Iowa City has seen construction of several apartment complexes marketed toward students in recent years, which include a host of amenities and modern design, at the expense of a high price tag.
One of the most prominent of these, partly because of its 15-story height, is Rise at Riverfront Crossing.
UI junior Justin Wilk said he currently lives with a roommate in Rise apartment complex on S. Linn Street, which is just a few blocks away from this new proposed building.
He said he wasn’t convinced the cost of living there was justified, but that he was happy with his situation regardless.
“You pay a lot of money and some people have extremely, extremely small rooms and some people have bigger rooms. It’s just kind of uneven,” Wilk said. “But I like my situation, my room’s awesome. I don’t know if it’s truly $1,000 per-person worth for the size that it is, but it is for sure nice.”
Unlike Rise, the new housing project will not include some of the luxury amenities of other apartment complexes, such as swimming pools and game rooms.

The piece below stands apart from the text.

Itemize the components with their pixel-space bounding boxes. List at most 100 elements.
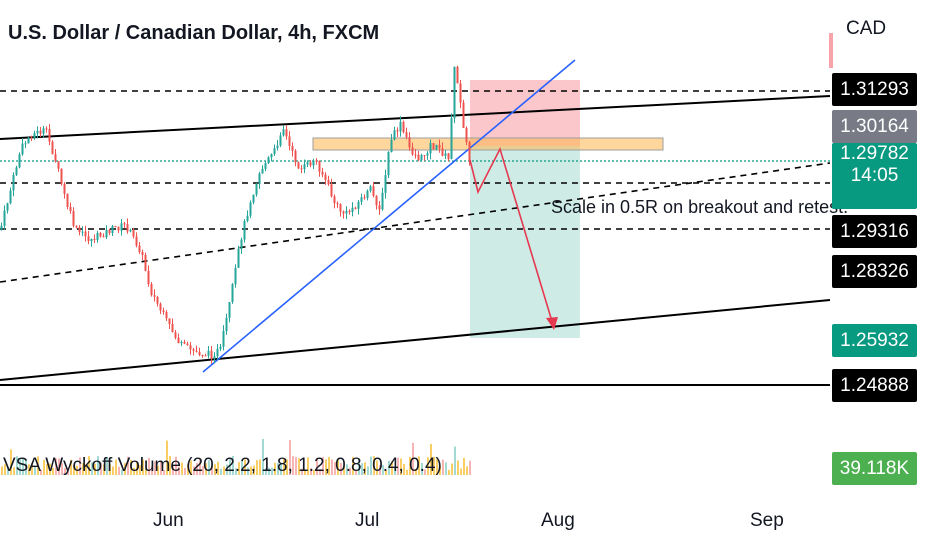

UI junior Sam Sommerfeld lives in Whistler apartments on Iowa Avenue, a significantly smaller complex compared to Rise. He said he was mostly indifferent to the development of new student-centric apartments, but that he thought too much development could compromise the feel of the town.
“Rise I think varies between $800 and $1,600 per month,” Sommerfeld said. “For me, personally living at Whistler, I wanted somewhere new or on the nicer side, study rooms, a rooftop — amenities that appealed to me. I do think there should be a limit on how many new buildings should be built … I think if there are too many places built it waters down the character of Iowa City.”